23 Views Asked by At

Generally speaking, when I am building some ETL process, I import data into the database into what I call the "raw" layer first - meaning the data that is imported is not transformed in any way. It is simply whatever data the DB receives from the source. I do transformations using stored procedures and usually will have a stage layer that I merge the transformed data into. The transformations all happen between the raw layer and the stage layer.

When I create the raw layer, I don't usually add an IDENTITY column to the tables because the tables will be truncated anyway. I only retain data in the final, "prod" layer.
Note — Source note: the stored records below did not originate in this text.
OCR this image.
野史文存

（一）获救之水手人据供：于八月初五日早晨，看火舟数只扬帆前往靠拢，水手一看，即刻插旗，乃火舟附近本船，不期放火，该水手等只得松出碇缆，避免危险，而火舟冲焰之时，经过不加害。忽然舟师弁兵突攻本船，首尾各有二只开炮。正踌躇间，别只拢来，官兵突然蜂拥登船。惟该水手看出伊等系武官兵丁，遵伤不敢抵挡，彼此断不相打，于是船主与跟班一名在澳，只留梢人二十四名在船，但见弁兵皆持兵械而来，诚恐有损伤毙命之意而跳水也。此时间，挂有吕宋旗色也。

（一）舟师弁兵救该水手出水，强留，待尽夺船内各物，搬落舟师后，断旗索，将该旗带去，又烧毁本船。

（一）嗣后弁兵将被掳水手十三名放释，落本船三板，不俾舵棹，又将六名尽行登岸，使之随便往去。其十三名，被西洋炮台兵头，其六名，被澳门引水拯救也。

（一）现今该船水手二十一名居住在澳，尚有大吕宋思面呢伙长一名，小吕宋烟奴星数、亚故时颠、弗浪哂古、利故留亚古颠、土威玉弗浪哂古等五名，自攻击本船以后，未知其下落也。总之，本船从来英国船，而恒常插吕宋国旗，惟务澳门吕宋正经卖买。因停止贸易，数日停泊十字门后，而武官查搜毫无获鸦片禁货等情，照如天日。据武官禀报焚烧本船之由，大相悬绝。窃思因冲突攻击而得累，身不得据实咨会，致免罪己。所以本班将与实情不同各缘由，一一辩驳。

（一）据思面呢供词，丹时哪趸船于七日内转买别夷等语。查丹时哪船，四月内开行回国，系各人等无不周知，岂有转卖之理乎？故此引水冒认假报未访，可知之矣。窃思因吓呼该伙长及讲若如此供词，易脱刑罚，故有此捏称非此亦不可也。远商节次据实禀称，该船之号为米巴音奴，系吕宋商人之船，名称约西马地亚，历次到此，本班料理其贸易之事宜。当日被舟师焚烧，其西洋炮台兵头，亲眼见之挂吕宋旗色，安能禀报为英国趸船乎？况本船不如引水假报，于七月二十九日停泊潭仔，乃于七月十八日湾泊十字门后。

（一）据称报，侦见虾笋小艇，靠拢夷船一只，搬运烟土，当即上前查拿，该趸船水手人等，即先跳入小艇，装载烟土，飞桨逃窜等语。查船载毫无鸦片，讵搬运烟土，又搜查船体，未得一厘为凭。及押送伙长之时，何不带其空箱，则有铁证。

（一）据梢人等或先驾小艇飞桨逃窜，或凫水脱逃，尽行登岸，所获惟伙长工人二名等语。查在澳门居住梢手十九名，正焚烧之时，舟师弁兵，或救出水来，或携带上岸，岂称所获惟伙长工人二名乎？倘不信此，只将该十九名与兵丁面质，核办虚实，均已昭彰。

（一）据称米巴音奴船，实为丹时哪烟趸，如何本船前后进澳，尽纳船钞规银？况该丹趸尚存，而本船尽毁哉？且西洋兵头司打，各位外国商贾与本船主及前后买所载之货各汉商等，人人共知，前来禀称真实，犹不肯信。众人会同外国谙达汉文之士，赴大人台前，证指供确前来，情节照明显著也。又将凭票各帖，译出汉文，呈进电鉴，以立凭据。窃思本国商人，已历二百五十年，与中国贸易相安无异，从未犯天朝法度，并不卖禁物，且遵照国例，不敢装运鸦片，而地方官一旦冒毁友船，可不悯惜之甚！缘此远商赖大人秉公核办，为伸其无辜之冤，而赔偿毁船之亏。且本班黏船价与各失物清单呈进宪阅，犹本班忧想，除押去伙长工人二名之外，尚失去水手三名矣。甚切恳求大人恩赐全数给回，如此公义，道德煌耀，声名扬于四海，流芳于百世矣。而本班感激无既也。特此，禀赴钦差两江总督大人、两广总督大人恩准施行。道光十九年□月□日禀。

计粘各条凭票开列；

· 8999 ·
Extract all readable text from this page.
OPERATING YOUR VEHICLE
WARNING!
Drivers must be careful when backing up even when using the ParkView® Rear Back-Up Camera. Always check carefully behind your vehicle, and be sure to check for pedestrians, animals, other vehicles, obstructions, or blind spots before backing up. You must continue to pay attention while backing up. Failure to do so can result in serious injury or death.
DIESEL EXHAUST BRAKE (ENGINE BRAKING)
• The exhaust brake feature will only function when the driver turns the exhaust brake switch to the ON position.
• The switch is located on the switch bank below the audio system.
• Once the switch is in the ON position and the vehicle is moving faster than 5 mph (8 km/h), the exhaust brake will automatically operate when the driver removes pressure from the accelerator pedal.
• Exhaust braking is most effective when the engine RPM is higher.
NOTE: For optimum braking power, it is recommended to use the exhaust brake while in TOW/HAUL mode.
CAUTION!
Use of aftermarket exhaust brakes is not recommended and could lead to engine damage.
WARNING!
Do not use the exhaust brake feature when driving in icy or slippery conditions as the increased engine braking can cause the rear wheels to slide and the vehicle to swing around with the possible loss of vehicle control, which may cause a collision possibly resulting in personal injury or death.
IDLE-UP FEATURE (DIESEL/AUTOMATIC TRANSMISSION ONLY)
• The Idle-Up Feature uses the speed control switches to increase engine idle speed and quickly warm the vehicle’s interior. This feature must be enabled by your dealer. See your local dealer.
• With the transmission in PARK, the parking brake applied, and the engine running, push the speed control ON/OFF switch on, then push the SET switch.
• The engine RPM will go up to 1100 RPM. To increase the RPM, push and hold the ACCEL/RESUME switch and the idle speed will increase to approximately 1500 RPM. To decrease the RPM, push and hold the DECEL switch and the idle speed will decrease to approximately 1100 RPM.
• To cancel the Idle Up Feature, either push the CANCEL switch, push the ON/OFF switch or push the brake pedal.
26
Does it ever make sense to use an IDENTITY column in this initial raw layer? I am not merging any data into the raw tables, so I don't need the IDENTITY column as a primary key...but I am wondering if there are other benefits I'm unaware of.

1

There are 1 best solutions below

0
Julio Di Egidio -- inactive On

Does it ever make sense to use an IDENTITY column in this initial raw layer?

Usually the opposite makes sense: do not generate that field (any field) automatically, since the generated value in general would not match the original value and you'd also have to re-adjust all the FKs: and there is just no point there, plus you'd still need to keep a copy of the original IDs for an easy way to match back the raw data to the original.

Incidentally, I would rather put as many constraints as possible on this raw layer (including PKs and FKs), i.e. as many as there are assumptions about the original data: which would usually drive few rounds of preliminary clean-up of the original; plus, in particular, putting FKs in place requires importing the data in the right order. But, IMO, that is worth the price as to ensuring data consistency and making the subsequent transformation steps simpler and more to the point.